Bisnis.com, JAKARTA — Institute for Development of Economics and Finance (Indef) meminta pemerintah bertindak serius lantaran perekonomian Indonesia berada di ambang stagflasi.
Hal itu terjadi seiring laju inflasi yang terus menanjak tetapi pertumbuhan ekonomi belum optimal. Apalagi, stagflasi telah menghantui kondisi ekonomi global, bahkan di negara-negara maju.
Berdasarkan Kajian Tengah Tahun Indef, gejala stagflasi ekonomi mulai terlihat ketika terjadi inflasi yang tinggi, tetapi di saat yang bersamaan pertumbuhan ekonomi tumbuh melempem. Sinyal stagflasi global terlihat dari kondisi Amerika Serikat, yang inflasinya menanjak hingga 8 persen tetapi pertumbuhan ekonominya rendah.
Di Indonesia, inflasi telah meningkat hingga 4,85 persen pada Juni 2022. Pada tahun ini, pemerintah menargetkan inflasi bergerak di 3±1 persen atau 2—4 persen, sehingga menurut Indef pemerintah perlu mencermati kondisi terkini, karena jika pertumbuhan ekonomi kuartal II/2022 ternyata melambat terdapat risiko terjadinya stagflasi.
"Ekspektasi akselerasi ekonomi di fase pemulihan ekonomi nampaknya harus tertunda akibat eskalasi global yang tidak kunjung berakhir," tertulis dalam keterangan resmi Kajian Tengah Tahun Indef, dikutip pada Sabtu (9/7/2022).
Indef mencatat bahwa tingkat kemiskinan Indonesia memang menurun, tetapi belum mencapai kondisi yang lebih baik dari sebelum pandemi Covid-19. Pada September 2021 tingkat kemiskinan sudah mencapai 9,71 persen, turun dari posisi Maret 2021 di 10,14 persen, juga lebih rendah dari September 2020 di 10,19 persen.
Baca Juga
Meskipun tingkat kemiskinan sudah menurun, Indef menilai bahwa tingkat kesejahteraan masyarakat tidak serta merta menjadi lebih baik.
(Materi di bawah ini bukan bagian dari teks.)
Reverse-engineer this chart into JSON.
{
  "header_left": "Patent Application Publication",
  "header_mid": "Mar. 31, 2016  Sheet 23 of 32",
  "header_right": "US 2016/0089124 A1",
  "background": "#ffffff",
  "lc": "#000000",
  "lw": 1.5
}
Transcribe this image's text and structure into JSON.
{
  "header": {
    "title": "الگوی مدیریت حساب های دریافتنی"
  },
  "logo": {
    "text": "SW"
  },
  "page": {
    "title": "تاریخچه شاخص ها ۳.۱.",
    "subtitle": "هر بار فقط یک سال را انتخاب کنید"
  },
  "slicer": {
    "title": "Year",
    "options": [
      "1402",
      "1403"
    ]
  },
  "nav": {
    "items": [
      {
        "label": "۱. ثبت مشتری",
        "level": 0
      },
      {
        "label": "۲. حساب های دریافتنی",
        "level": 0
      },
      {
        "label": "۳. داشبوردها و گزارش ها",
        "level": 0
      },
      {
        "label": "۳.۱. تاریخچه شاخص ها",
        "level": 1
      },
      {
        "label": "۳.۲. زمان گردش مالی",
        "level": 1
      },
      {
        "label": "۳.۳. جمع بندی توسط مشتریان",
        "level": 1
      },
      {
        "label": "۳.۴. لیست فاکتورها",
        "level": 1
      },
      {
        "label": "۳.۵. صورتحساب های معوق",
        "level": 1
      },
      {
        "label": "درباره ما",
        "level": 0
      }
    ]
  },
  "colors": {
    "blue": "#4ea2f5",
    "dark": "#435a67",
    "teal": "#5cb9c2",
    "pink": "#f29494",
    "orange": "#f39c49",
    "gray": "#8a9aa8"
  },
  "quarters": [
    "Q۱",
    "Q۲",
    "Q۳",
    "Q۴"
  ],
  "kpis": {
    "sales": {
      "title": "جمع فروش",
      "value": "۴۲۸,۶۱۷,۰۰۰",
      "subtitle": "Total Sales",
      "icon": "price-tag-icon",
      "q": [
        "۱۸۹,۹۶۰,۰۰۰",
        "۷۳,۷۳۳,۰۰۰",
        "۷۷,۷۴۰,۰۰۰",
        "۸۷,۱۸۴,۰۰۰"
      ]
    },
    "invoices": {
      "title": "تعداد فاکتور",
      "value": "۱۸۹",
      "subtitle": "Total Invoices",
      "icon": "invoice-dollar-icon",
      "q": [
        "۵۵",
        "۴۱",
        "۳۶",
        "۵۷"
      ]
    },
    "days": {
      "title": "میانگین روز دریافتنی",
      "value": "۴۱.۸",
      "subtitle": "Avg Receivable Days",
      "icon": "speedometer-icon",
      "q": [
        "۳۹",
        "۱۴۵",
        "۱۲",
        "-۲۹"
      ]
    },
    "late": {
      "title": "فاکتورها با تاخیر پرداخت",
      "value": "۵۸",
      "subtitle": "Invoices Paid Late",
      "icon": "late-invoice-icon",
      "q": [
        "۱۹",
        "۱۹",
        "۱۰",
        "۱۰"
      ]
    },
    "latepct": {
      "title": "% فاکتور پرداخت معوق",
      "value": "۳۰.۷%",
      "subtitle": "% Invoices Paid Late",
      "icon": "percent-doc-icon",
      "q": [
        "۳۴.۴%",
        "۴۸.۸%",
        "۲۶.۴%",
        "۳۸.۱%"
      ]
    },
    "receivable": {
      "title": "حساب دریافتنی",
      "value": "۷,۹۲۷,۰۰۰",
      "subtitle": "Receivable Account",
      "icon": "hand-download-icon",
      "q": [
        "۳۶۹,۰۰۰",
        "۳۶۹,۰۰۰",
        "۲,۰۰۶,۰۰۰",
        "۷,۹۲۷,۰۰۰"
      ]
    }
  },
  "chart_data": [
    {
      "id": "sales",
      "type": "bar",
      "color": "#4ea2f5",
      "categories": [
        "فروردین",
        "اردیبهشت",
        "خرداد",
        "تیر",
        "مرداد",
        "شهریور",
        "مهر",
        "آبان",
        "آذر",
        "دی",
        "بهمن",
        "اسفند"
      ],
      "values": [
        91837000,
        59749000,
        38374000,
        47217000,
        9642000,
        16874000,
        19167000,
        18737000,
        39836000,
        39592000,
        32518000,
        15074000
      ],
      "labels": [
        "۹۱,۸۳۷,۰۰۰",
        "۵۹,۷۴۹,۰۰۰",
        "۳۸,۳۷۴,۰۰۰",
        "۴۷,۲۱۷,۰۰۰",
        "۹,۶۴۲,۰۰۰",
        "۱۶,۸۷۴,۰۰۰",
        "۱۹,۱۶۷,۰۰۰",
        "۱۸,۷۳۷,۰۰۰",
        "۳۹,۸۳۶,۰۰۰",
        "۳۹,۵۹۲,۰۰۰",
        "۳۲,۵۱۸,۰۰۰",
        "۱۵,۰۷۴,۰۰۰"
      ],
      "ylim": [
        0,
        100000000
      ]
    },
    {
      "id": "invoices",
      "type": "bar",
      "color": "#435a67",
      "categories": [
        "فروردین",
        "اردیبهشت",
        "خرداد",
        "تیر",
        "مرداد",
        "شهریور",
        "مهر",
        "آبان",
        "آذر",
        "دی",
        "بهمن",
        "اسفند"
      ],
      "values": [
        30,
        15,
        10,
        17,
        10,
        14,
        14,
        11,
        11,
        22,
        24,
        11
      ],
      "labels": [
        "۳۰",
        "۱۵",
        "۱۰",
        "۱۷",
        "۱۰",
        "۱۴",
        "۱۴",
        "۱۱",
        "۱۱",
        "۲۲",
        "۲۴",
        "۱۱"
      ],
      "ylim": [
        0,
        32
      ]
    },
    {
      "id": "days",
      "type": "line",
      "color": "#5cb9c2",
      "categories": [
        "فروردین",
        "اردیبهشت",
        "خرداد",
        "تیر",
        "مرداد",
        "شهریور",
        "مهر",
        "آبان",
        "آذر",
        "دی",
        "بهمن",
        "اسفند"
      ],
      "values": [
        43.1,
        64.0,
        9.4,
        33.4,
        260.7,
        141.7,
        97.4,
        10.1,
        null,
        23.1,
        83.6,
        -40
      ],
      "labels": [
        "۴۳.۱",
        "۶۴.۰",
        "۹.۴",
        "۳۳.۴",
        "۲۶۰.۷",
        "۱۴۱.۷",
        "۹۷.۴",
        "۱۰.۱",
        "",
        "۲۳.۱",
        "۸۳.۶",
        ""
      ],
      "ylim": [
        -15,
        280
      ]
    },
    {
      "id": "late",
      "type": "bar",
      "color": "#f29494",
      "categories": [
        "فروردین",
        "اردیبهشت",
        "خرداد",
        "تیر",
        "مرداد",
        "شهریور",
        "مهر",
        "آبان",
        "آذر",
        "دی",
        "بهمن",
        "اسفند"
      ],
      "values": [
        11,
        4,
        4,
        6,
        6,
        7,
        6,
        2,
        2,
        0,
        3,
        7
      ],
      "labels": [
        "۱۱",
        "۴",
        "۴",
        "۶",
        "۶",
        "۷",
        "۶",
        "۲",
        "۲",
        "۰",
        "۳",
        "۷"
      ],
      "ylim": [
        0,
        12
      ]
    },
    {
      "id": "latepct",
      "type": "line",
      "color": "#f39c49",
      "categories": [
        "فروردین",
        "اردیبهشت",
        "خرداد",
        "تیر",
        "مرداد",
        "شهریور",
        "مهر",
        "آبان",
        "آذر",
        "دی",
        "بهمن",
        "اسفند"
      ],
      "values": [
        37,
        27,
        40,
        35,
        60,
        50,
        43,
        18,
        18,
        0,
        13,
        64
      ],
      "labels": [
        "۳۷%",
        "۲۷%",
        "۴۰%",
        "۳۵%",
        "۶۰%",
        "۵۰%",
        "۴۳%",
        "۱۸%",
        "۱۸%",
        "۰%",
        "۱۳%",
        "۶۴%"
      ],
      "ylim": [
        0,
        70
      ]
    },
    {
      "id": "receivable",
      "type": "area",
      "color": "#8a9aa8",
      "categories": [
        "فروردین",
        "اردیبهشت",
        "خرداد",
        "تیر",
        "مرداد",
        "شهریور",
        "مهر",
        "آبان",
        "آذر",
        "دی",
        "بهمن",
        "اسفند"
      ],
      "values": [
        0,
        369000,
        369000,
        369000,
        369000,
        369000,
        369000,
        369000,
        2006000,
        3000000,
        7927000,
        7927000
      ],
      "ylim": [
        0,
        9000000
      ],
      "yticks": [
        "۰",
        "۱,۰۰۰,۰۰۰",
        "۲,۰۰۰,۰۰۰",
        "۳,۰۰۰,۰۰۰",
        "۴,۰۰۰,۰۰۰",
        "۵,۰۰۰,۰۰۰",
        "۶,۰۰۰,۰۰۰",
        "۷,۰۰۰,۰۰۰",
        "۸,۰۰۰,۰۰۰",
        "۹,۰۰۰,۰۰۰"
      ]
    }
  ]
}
Kenaikan upah nominal lebih rendah dari inflasi yang terjadi sehingga menekan kondisi para pekerja, terlebih jika terjadi stagflasi.
Pemerintah melalui anggaran pendapatan dan belanja negara (APBN) seharusnya mampu menjaga stabilitas perekonomian dan mengawal pemulihan ekonomi.
Namun, Indef menilai bahwa kemampuan fiskal pemerintah belum teruji karena terdapat tantangan yang lebih besar pada 2023, yakni masuknya tahun politik dan konsolidasi fiskal.
"Pada 2023 defisit APBN tidak bisa lagi di atas 3 persen. Ditambah dengan kebutuhan anggaran pembangunan ibu kota negara [IKN] dan kenaikan subsidi energi yang melambung tinggi, tentu akan memberatkan kemampuan fiskal. Akumulasi kompleksitas masalah fiskal ini membuat peran APBN sebagai shock absorber sangat diragukan," tertulis dalam kajian Indef.